Beginning a gluten-free diet can be overwhelming, but it does not have to be expensive. In fact, it could even save you money. You won’t be eating most processed foods and snacks, so that’s should significantly impact your budget in a good way.
Nutritious and gluten-free foods are readily available at grocery store these days. Most people following a gluten-free diet will be shopping for fruits, vegetables, low-fat dairy, eggs, beans and legumes, nuts and lean protein.
Here are some tips to help you shop within a budget.
Plan ahead. Plan meals ahead of time. Stick to your list. Check your grocery store’s weekly advertisements and sales for coupons. Check to see if you grocery store has a phone app. This can be helpful as your planning your meals and shopping in the store.
Avoid waste. Find creative ways and recipes to use all the ingredients that you purchase. Make ahead and freeze meals for later use.
Combo purchasing. It’s helpful to keep in hand fresh seasonal produce as well as frozen and canned fruits and vegetables. That way you’ll always have a supply of gluten-free produce.
Plant-based proteins. As an alternative to meat, which can be costly unless on sale, use plant based proteins such as beans and lentils. These are full of proteins as well as budget-friendly.
Eggs. Eggs are another low-cost, high-quality protein.
Non-marinated meat. When purchasing fresh chicken, meat or fish, look for products that have not been pre-marinated or prepared in any way. This can reduce the cost of these foods as well as the likelihood of gluten appearing in other ingredients.
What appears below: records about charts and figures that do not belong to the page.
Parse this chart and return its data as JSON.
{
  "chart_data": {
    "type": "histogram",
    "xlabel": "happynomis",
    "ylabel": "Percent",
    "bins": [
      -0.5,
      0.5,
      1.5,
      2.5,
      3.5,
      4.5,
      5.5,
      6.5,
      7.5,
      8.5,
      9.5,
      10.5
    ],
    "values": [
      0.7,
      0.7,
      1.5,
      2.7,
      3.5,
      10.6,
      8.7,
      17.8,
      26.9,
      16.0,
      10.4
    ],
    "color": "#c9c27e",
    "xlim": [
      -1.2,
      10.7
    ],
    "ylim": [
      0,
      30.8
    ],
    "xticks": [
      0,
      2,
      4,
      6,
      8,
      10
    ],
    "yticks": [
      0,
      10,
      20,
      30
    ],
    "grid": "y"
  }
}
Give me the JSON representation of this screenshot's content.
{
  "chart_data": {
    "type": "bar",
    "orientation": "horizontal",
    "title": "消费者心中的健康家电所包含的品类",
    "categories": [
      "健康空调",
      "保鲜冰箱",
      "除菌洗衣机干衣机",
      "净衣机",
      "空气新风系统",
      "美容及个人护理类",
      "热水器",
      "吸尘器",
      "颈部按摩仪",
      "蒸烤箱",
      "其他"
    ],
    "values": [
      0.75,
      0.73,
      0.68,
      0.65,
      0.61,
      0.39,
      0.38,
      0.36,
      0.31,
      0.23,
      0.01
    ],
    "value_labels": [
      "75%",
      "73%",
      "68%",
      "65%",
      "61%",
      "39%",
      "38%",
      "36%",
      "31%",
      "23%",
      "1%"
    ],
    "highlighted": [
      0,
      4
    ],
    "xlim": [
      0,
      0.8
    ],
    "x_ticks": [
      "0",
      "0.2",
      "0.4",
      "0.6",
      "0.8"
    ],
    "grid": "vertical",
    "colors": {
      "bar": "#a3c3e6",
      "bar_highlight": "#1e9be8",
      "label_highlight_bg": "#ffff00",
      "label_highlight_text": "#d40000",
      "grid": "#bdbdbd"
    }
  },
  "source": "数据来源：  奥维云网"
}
Bulk buy. Buy and cook in bulk. Saving and freezing leftovers for future meals can save time and money.
Experiment. Step out of your comfort cooking and tasting zone and experiment with whole grains such as quinoa, millet, amaranth, buckwheat and wild rice. When you find some that you like, buy these in bulk too. Typically, buying these grains in bulk will be mores cost effective than purchasing them in smaller quantities.
Include family. Encourage everyone in your family to help support your gluten-free commitment by trying your gluten-free foods and recipes. Many times, they won’t even taste the difference. Let them know that purchasing gluten as well as gluten-free versions of foods can add up. Let them know that cooking separate meals will not always be possible.
Tax-deductions. People with diagnosed celiac disease may be eligible to receive tax deductions for gluten-free food purchases. Check with your doctor, insurance company and tax accountant to learn if you are eligible.
Note what works. Keep track of foods, prices, and recipes of what you like and what works for your budget, cooking and family needs. Replicate these purchases and recipes and experiment as time and budget allows. Remember to try new recipes and ingredients. You may surprise yourself by finding new tastes and textures that you like and may otherwise not have tried.